Emmett subsided, realizing his 'awesome power of grinning like a pedo' power was on the frits. "Aren't you meant to be dead?" he grumbled, looking at the Archangel.

"Didn't you just say that we all keep coming back to life? Please, without me the show would just be ridiculous angst and UST between these two," Gabriel replied, gesturing between Dean and Castiel.

"Tell me about it."

"Hey, tell you what," Gabriel said, grinning and leaning forward and ignoring Dean's muttered 'Who's side are you on, anyway?'. "How's about I snap these bozos away and we can have a real fight?"

Emmett smirked, looking Gabriel's short stature up and down. "Sure," he said confidently, shrugging out of the ropes when Gabriel snapped his fingers, and they came undone. Bella stood as well – not that she really matters because hey; Archangel. She doesn't stand a chance.
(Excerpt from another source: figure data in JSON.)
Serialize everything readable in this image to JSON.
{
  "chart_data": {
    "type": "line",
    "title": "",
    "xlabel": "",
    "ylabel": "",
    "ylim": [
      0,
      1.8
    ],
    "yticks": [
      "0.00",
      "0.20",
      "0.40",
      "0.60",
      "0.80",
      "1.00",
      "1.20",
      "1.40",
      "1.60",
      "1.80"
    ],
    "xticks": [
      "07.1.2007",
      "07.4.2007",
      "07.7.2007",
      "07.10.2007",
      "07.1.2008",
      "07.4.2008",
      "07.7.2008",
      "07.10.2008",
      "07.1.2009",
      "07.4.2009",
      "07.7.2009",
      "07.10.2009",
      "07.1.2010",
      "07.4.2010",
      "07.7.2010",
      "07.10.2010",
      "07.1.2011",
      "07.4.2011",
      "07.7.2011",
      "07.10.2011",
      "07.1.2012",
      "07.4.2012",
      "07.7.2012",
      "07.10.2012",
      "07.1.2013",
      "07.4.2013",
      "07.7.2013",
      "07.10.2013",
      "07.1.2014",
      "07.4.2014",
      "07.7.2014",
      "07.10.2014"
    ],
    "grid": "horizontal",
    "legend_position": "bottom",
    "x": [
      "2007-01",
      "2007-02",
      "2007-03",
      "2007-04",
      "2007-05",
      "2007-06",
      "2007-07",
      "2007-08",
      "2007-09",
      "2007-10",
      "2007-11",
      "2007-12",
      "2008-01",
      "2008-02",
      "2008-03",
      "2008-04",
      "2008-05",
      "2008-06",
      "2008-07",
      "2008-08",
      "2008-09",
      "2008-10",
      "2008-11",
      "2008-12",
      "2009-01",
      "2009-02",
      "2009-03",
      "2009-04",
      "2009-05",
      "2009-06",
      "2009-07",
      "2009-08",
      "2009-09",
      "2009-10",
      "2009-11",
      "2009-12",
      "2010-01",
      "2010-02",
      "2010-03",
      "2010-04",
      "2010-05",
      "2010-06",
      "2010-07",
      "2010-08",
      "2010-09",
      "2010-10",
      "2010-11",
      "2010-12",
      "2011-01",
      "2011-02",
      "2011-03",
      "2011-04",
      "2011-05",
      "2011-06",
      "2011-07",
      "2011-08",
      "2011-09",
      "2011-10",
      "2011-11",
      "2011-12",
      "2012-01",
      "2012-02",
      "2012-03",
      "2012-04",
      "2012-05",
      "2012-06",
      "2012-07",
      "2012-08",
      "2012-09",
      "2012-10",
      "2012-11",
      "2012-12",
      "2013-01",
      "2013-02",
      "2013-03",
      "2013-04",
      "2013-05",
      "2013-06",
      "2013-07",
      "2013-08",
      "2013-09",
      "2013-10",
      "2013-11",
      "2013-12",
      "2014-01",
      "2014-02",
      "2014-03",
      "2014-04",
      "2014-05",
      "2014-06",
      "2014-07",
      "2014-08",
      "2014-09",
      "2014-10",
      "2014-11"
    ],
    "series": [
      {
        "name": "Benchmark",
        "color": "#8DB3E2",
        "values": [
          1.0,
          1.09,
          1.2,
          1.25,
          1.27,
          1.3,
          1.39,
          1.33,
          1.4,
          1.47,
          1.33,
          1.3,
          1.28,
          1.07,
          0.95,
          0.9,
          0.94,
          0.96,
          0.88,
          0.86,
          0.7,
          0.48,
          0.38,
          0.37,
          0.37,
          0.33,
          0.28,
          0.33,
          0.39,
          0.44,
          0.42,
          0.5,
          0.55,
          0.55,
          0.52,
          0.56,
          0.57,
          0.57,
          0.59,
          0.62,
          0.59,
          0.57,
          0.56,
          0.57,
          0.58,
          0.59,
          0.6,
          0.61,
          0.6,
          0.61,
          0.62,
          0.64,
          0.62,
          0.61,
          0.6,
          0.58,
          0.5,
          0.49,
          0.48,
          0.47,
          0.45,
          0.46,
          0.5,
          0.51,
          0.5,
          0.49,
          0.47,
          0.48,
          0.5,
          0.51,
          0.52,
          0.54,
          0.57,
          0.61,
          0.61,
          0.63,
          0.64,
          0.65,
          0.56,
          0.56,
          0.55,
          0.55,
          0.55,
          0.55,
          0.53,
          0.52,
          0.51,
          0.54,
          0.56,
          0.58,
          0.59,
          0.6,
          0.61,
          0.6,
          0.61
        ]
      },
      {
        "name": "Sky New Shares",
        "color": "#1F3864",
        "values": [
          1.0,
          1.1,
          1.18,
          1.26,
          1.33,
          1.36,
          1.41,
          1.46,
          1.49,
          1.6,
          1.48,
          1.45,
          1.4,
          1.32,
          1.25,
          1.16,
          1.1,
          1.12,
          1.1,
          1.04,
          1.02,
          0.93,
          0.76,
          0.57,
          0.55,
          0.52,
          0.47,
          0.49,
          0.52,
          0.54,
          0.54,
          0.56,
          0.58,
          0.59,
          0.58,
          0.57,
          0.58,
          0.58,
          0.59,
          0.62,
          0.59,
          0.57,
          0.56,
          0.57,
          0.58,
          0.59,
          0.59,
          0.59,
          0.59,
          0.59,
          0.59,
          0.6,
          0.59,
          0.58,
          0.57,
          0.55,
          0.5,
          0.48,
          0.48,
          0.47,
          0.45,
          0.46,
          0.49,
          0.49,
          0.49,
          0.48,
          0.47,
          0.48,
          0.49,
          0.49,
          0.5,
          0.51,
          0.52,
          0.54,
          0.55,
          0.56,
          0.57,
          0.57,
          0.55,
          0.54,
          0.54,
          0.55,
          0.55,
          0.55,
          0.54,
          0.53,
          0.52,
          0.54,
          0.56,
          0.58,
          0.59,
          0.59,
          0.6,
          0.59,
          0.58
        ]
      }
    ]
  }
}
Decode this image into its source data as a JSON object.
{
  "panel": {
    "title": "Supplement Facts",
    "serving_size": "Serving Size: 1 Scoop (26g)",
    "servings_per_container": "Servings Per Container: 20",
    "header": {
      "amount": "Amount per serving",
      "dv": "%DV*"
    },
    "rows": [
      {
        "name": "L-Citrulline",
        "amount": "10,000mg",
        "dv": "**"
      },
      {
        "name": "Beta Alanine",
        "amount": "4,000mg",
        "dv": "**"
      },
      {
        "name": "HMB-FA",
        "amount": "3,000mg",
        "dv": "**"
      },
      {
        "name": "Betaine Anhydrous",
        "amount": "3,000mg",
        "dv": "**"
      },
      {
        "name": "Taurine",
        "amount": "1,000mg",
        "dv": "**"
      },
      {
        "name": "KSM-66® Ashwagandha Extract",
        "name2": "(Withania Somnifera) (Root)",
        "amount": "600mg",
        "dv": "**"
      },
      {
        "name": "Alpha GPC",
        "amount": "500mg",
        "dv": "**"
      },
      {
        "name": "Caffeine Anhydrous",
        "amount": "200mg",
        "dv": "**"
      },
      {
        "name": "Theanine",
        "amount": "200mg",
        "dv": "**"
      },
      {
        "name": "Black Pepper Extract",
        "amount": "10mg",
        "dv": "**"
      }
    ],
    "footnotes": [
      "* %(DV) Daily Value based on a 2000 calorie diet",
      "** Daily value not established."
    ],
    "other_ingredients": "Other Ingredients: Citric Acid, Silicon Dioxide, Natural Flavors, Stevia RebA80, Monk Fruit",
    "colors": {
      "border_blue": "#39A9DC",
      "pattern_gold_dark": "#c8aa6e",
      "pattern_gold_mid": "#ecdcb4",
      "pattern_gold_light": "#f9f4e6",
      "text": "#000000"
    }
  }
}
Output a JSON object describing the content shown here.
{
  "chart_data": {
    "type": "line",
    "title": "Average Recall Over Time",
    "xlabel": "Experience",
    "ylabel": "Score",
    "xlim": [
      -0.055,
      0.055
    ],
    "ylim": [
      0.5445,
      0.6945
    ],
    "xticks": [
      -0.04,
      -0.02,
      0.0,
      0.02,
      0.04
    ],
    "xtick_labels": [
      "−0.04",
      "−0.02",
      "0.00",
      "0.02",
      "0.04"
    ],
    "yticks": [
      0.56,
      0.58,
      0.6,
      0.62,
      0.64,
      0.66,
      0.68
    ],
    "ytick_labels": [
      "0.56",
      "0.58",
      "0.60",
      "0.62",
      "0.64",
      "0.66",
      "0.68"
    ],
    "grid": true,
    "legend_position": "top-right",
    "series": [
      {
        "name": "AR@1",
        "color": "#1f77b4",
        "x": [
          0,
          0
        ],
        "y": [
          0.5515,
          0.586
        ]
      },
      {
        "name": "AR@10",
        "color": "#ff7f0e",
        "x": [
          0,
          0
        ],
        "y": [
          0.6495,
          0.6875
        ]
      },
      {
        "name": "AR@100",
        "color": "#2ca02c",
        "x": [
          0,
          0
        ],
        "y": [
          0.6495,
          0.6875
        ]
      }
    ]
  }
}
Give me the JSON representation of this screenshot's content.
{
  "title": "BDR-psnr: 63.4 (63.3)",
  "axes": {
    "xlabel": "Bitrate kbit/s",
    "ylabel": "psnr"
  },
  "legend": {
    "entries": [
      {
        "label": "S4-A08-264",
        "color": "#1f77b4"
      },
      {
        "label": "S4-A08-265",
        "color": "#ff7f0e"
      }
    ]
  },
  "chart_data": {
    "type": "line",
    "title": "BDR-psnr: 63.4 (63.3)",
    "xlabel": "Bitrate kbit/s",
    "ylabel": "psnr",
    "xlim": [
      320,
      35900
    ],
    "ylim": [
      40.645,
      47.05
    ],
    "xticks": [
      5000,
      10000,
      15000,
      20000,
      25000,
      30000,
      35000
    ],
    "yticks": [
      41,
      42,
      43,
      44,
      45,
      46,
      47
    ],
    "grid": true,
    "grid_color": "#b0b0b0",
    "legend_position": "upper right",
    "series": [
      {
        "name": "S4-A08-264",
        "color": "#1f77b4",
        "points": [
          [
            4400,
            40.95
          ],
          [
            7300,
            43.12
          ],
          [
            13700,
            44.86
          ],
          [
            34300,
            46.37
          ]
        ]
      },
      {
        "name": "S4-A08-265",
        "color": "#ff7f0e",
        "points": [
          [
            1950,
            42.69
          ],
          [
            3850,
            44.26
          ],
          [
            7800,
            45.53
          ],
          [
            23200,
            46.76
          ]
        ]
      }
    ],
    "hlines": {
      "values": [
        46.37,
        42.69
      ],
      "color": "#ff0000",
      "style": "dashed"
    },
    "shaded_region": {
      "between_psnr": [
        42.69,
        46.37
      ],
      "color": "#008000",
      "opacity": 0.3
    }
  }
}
Emmett charged, Bella bit her lip, Gabriel snapped his fingers, and Dean covered his eyes to stop the vampire blood and 'venom' – seriously? Fucking venom? – from getting in them, and then looked around to see various bits of burning vampire littered everywhere. He grinned at Gabriel, who smiled back.

"Three down. How many more to go?"

"Um…Jeez, I don't know. There's so freaking many of them and they keep breeding," Gabriel muttered to himself, and then clapped with childish, creepy glee. "That was more fun that Sodom."

"Oh…kay…" Dean shifted his weight again; as he was want to do. "Let's keep going. I sent Sam to go after the 'werewolves' and he should have radioed in by now. He might be in trouble."

Gabriel frowned, but nodded, and Dean had just enough time to brace himself for two of Castiel's fingers on his forehead before they were whisked away towards La Push.